The Commission furthermore recalls that it follows from the fact
that the Convention forms an integral part of Dutch law that alleged
violations of the rights guaranteed by the Convention may be invoked
in procedures before the national courts.
The Commission observes that in the present case the applicant
neither tried to challenge the judges of the Administrative Law
Division, nor raised his complaint under Article 6 para. 1 (Art. 6-1)
of the Convention in his proceedings before this tribunal. By failing
to do so, he did not provide the Administrative Law Division with the
opportunity to remedy the violation alleged against it. Consequently,
the Commission finds that the applicant has not complied with the
requirement of exhaustion of domestic remedies.

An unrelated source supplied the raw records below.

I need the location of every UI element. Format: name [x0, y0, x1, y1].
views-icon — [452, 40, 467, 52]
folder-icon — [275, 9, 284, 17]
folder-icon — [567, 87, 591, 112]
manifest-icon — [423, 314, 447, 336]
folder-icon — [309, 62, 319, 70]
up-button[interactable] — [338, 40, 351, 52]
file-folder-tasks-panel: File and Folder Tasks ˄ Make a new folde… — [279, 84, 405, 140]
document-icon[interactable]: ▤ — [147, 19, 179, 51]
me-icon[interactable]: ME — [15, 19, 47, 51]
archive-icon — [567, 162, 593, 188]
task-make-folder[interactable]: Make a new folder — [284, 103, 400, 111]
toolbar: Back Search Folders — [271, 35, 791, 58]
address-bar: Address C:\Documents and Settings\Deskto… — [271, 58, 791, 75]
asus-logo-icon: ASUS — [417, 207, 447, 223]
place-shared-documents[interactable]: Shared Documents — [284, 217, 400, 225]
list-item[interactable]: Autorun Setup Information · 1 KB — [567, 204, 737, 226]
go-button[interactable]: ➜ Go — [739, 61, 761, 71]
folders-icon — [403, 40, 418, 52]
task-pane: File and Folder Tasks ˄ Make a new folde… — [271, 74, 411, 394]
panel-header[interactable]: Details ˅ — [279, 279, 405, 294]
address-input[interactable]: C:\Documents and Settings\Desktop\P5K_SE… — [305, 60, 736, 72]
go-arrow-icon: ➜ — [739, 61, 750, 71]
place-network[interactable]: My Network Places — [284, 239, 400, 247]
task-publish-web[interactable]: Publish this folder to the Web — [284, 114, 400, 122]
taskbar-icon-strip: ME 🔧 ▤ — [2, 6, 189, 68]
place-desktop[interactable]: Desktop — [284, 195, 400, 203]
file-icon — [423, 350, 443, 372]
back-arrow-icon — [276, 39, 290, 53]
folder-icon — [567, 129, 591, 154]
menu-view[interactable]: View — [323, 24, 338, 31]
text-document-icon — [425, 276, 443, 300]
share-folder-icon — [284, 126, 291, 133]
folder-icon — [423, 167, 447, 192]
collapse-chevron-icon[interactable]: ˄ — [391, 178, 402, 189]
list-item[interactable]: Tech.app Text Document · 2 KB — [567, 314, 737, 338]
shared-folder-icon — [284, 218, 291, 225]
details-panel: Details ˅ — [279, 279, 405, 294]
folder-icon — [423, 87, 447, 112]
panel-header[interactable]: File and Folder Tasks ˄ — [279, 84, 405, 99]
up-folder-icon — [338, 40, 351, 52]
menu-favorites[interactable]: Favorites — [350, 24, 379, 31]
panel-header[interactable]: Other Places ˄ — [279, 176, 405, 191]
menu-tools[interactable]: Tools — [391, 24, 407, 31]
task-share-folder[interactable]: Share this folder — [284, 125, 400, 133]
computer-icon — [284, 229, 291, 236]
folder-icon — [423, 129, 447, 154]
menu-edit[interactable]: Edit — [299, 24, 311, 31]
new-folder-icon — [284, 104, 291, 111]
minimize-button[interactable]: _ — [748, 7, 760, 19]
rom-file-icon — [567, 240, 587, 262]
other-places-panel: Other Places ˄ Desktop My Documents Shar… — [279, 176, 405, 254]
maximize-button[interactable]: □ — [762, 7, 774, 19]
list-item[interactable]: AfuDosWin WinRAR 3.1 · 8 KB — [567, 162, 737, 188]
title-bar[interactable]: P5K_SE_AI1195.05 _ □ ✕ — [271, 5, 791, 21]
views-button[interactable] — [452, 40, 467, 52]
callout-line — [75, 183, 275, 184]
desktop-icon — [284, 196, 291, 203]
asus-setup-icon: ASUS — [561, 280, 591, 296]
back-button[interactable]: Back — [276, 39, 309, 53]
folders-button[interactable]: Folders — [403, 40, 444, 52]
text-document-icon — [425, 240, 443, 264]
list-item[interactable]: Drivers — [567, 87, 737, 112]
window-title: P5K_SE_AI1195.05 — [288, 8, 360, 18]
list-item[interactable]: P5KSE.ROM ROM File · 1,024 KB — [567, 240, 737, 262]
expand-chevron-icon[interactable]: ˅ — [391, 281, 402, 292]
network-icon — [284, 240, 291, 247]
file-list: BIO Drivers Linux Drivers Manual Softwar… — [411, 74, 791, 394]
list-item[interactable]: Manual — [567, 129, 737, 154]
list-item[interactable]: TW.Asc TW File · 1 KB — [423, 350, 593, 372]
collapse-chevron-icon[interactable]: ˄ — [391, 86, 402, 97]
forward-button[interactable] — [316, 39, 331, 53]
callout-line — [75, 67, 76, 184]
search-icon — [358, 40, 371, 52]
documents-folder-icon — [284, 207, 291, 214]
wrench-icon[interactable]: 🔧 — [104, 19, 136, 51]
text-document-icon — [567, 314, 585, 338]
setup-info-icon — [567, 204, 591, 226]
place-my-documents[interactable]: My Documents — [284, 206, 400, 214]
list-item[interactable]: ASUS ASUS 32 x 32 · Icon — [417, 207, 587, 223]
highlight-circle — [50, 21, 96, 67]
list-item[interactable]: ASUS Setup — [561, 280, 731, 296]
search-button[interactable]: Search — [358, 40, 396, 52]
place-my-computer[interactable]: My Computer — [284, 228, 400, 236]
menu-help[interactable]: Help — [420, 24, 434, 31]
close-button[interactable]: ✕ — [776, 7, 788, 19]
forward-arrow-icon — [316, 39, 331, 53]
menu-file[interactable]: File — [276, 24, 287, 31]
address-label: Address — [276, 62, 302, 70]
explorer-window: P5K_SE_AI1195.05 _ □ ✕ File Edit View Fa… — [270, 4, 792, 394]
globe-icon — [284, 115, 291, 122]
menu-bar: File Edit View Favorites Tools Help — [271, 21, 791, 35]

It follows that this part of the application is inadmissible
under Articles 26 and 27 para. 3 (Art. 26, 27-3) of the Convention.
4. The applicant finally complains under Article 6 para. 1
(Art. 6-1) of the Convention that the Administrative Law Division
failed to balance his interests correctly.
The Commission recalls that, in accordance with Article 19
(Art. 19) of the Convention, its only task is to ensure the observance
of the obligations undertaken by the Contracting States. In particular,
it is not competent to deal with an application alleging that errors
of fact or law have been committed by domestic courts, except where it
considers that such errors might have involved a possible violation of
the rights and freedoms set out in the Convention (cf. No. 21283/93,
Dec. 5.4.94, D.R. 77, p. 81).
The Commission notes that the applicant was represented by a
lawyer throughout the proceedings at issue and that he was provided
with ample opportunity to present his views and challenge the
submissions of his adversary in the proceedings.
In view of these circumstances, the Commission finds no
indication that the proceedings were unfair and considers, therefore,
that this part of the application is manifestly ill-founded within the
meaning of Article 27 para. 2 (Art. 27-2) of the Convention.
For these reasons, the Commission, unanimously,
DECLARES THE APPLICATION INADMISSIBLE.